A Rare, Collectible Item

According to the historians, copies of the first edition of the Principia sell today for between $300,000 and $3,000,000 via auction houses like Christie’s and Sotheby’s as well as on the black market. They estimate that some 600, and possibly as many as 750 copies of the book’s first edition were printed in 1687.

The primary person behind the book’s publication was Edmond Halley, a well-known English scientist who made several discoveries about our solar system, including the periodicity of what later became known as Halley’s Comet. Feingold explains that, before the Principia was written, Halley had asked Newton for some calculations regarding elliptical orbits of bodies in our solar system. When Halley saw the calculations, “he got so excited, he rushed back to Cambridge and basically forced Newton to write the Principia,” says Feingold. In fact, Halley funded the publication of the book’s first edition.

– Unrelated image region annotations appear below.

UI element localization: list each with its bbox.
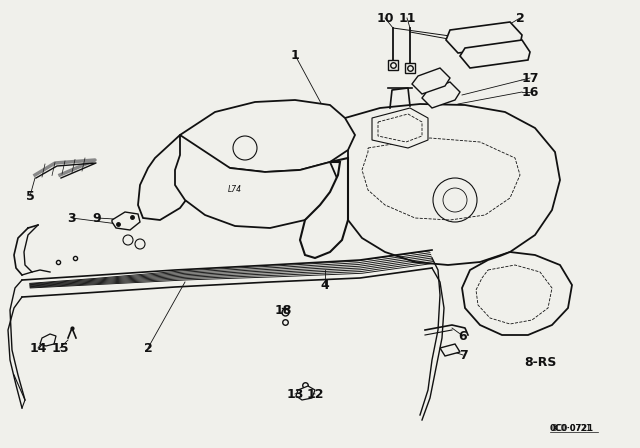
Polygon shape <box>40 334 56 346</box>
Text: 3: 3 <box>68 211 76 224</box>
Text: 8-RS: 8-RS <box>524 356 556 369</box>
Text: 6: 6 <box>459 329 467 343</box>
Polygon shape <box>460 40 530 68</box>
Polygon shape <box>112 212 140 230</box>
Polygon shape <box>300 158 348 258</box>
Text: 18: 18 <box>275 303 292 316</box>
Text: 1: 1 <box>291 48 300 61</box>
Polygon shape <box>175 135 340 228</box>
Text: L74: L74 <box>228 185 242 194</box>
Text: 9: 9 <box>93 211 101 224</box>
Polygon shape <box>342 104 560 265</box>
Polygon shape <box>378 114 422 142</box>
Text: 0C0·0721: 0C0·0721 <box>552 423 592 432</box>
Text: 2: 2 <box>143 341 152 354</box>
Text: 12: 12 <box>307 388 324 401</box>
Text: 17: 17 <box>521 72 539 85</box>
Text: 15: 15 <box>51 341 68 354</box>
Polygon shape <box>405 63 415 73</box>
Text: 13: 13 <box>286 388 304 401</box>
Polygon shape <box>422 82 460 108</box>
Polygon shape <box>388 60 398 70</box>
Polygon shape <box>372 108 428 148</box>
Polygon shape <box>412 68 450 94</box>
Text: 16: 16 <box>522 86 539 99</box>
Polygon shape <box>446 22 522 53</box>
Text: 7: 7 <box>459 349 467 362</box>
Text: 5: 5 <box>26 190 35 202</box>
Polygon shape <box>138 135 200 220</box>
Polygon shape <box>296 386 315 400</box>
Text: 0C0·0721: 0C0·0721 <box>550 423 594 432</box>
Polygon shape <box>462 252 572 335</box>
Text: 10: 10 <box>376 12 394 25</box>
Text: 11: 11 <box>398 12 416 25</box>
Text: 14: 14 <box>29 341 47 354</box>
Polygon shape <box>440 344 460 356</box>
Text: 2: 2 <box>516 12 524 25</box>
Text: 4: 4 <box>321 279 330 292</box>
Polygon shape <box>180 100 355 172</box>
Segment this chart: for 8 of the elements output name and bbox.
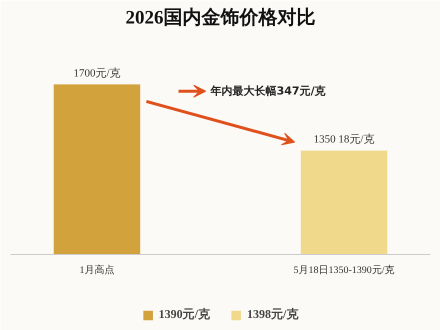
x-tick-label: 5月18日1350-1390元/克 (293, 264, 395, 276)
legend-label: 1390元/克 (158, 306, 210, 323)
text: 1700元/克 (73, 67, 121, 80)
text: 1350 18元/克 (314, 134, 374, 146)
chart-title: 2026国内金饰价格对比 (126, 6, 316, 28)
x-tick-label: 1月高点 (79, 264, 114, 276)
legend-label: 1398元/克 (247, 306, 298, 323)
annotation: 年内最大长幅347元/克 (210, 84, 327, 98)
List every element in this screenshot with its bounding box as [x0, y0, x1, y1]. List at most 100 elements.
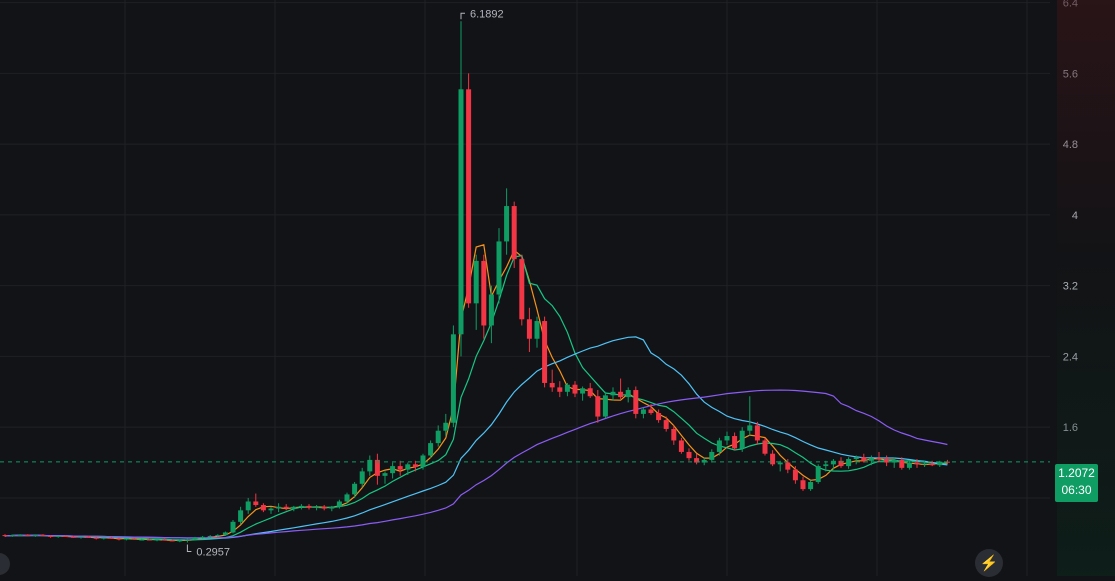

Soon after its publication, the book was recognized as a work of genius. “Because Halley had already prepared the public for what was to come,” says Feingold, “there was a widespread recognition that the Principia was a masterpiece.” Later, a “mystique” about Newton started to develop, according to Feingold, exemplified in a story about two students walking in Cambridge and spotting Newton on the street. “‘There goes a man,’ one of them said, ‘who wrote a book that neither he nor anybody else understands,'” says Feingold.

The idea that the Principia was incomprehensible and little read is called into question with the new survey results. Not only does the research show that there was a larger market for the book than once thought, it also demonstrates that people were digesting its contents to a greater extent than realized.

“When you look through the copies themselves, you might find small notes or annotations that give you clues about how it was used,” says Svorenčík, who has personally inspected about 10 percent of the copies documented in their census. When traveling to conferences in different countries, he would make time to visit local libraries. “You look at the condition of the ownership marks, the binding, deterioration, printing differences, et cetera.” Even without inspecting the books up close, the historians could trace who owned them through library records and other letters and documents, and learn how copies were shared.

“It’s harder to show how much people engaged with a book than simply owned it, but we can look at the notes in the margins and how the book was shared,” says Feingold. “You can assume that for each copy, there are multiple readers. It’s not like today, where you might buy a book and are the only one to read it. And then we can look for an exchange of ideas between the people sharing copies. You start to put together the pieces and solve the puzzle.”

Svorenčík and Feingold hope that their census, which they call preliminary, will yield information about other existing copies tucked away with private owners, book dealers, and libraries. Continuing this line of research into the future, the historians plan to further refine our understanding of how the Principia shaped 18th-century science.